At Reeds, Kate specialises in all aspects of mental health law, and is authorised to represent clients detained under the Mental Health Act before the First-tier Tribunal. This includes advice, assistance and representation to both unrestricted and restricted forensic patients detained under the Mental Health Act. Kate also provides advice and assistance to nearest relatives and family members, and has vast experience in dealing with s.117 after-care disputes, displacement proceedings, children and young adults, consent to treatment, and high secure work.
Kate also undertakes work in the Court of Protection, bringing applications under Section 21A of the Mental Capacity Act 2005. She is regularly instructed to act on behalf of P by the litigation friend, including the Official Solicitor.
Kate has been a member of the Mental Health Lawyers Association (MHLA) since 2014. In 2018 Kate became Chair for the MHLA, stepping down from that role in November 2021.

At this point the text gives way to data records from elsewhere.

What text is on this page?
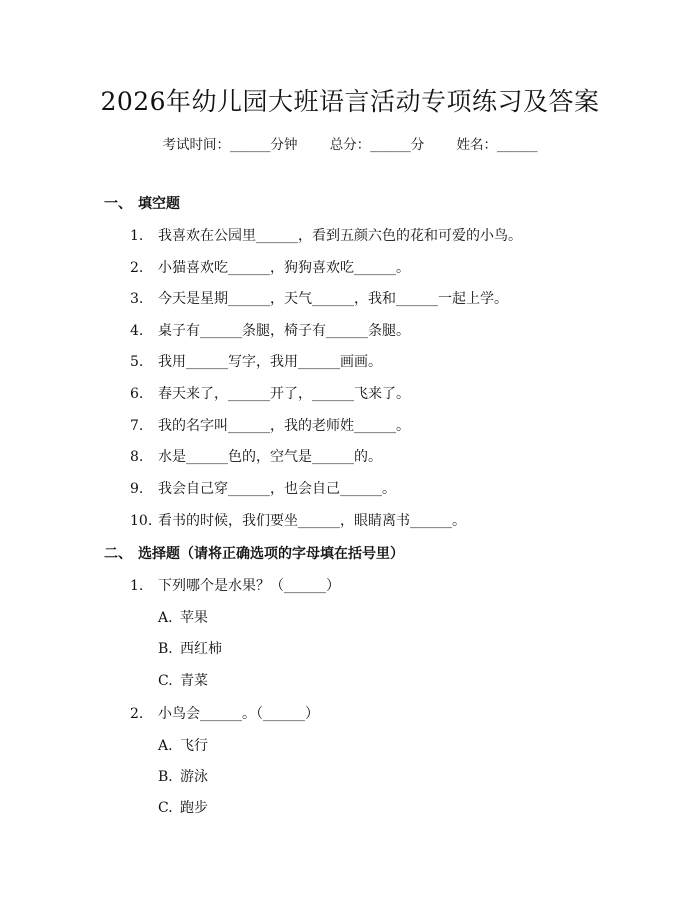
2026年幼儿园大班语言活动专项练习及答案
考试时间：______分钟 总分：______分 姓名：______
一、 填空题
1. 我喜欢在公园里______，看到五颜六色的花和可爱的小鸟。
2. 小猫喜欢吃______，狗狗喜欢吃______。
3. 今天是星期______，天气______，我和______一起上学。
4. 桌子有______条腿，椅子有______条腿。
5. 我用______写字，我用______画画。
6. 春天来了，______开了，______飞来了。
7. 我的名字叫______，我的老师姓______。
8. 水是______色的，空气是______的。
9. 我会自己穿______，也会自己______。
10. 看书的时候，我们要坐______，眼睛离书______。
二、 选择题（请将正确选项的字母填在括号里）
1. 下列哪个是水果？（______）
A. 苹果
B. 西红柿
C. 青菜
2. 小鸟会______。（______）
A. 飞行
B. 游泳
C. 跑步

She prides herself on the thorough preparation of her cases, which is aided by her exemplary organisational skills. Her clients benefit from her ability to simplify proceedings and explain the law to them in simple terms that they can understand, and this is particularly so for those who are vulnerable, young, or who have fluctuating capacity.

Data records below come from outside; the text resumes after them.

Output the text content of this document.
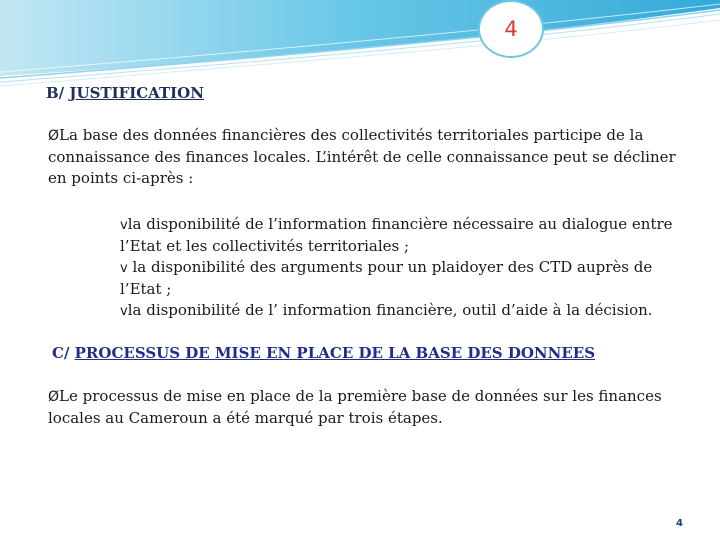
4
B/ JUSTIFICATION
ØLa base des données financières des collectivités territoriales participe de la connaissance des finances locales. L’intérêt de celle connaissance peut se décliner en points ci-après :
vla disponibilité de l’information financière nécessaire au dialogue entre l’Etat et les collectivités territoriales ;
v la disponibilité des arguments pour un plaidoyer des CTD auprès de l’Etat ;
vla disponibilité de l’ information financière, outil d’aide à la décision.
C/ PROCESSUS DE MISE EN PLACE DE LA BASE DES DONNEES
ØLe processus de mise en place de la première base de données sur les finances locales au Cameroun a été marqué par trois étapes.
4
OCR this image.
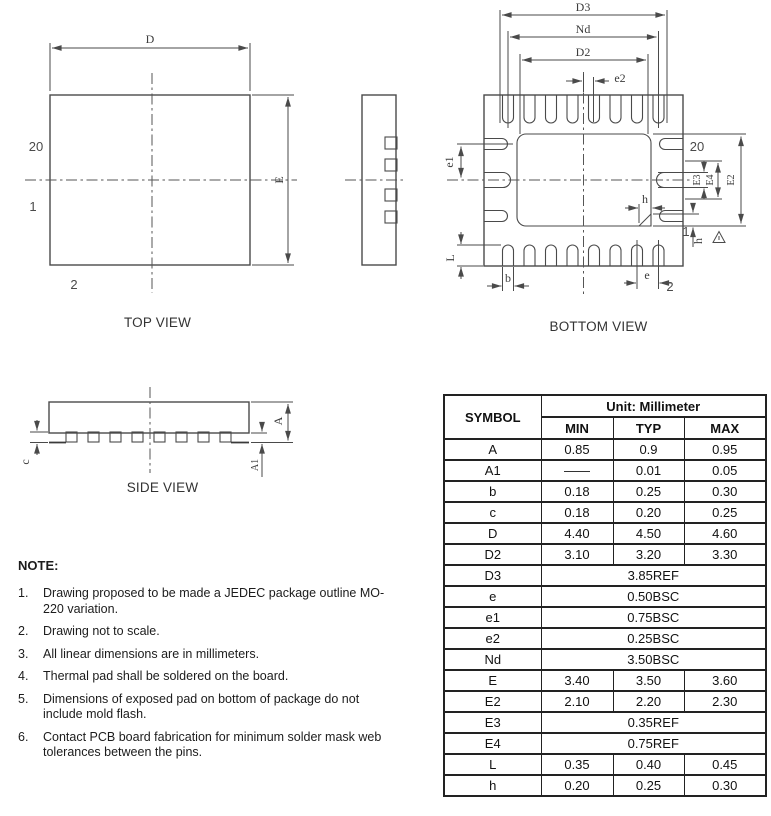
D
E
20
1
2
D3
Nd
D2
e2
e1
L
b	e
h
h
E3 E4 E2
20
1
2
A
A1
c
TOP VIEW	BOTTOM VIEW
SIDE VIEW
NOTE:
1.	Drawing proposed to be made a JEDEC package outline MO-220 variation.
2.	Drawing not to scale.
3.	All linear dimensions are in millimeters.
4.	Thermal pad shall be soldered on the board.
5.	Dimensions of exposed pad on bottom of package do not include mold flash.
6.	Contact PCB board fabrication for minimum solder mask web tolerances between the pins.
SYMBOL	Unit: Millimeter		
	MIN	TYP	MAX
A	0.85	0.9	0.95
A1	——	0.01	0.05
b	0.18	0.25	0.30
c	0.18	0.20	0.25
D	4.40	4.50	4.60
D2	3.10	3.20	3.30
D3	3.85REF		
e	0.50BSC		
e1	0.75BSC		
e2	0.25BSC		
Nd	3.50BSC		
E	3.40	3.50	3.60
E2	2.10	2.20	2.30
E3	0.35REF		
E4	0.75REF		
L	0.35	0.40	0.45
h	0.20	0.25	0.30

Law Society’s Mental Health Accreditation Scheme
Committee Member of the MHLA since 2014
Chair of the MHLA, 2018 – 2021
FtT Case 2015: 3-day Tribunal Hearing with seven witnesses for a pre-1983 patient seeking Conditional Discharge, having spent 34 years in detention.
FtT Case 2016: Successful transfer of a patient who had been detained in the High Secure Estate for 37 years to conditions of medium security. The patient had suffered a decade of failed attempts to move notwithstanding earlier extra-statutory recommendations.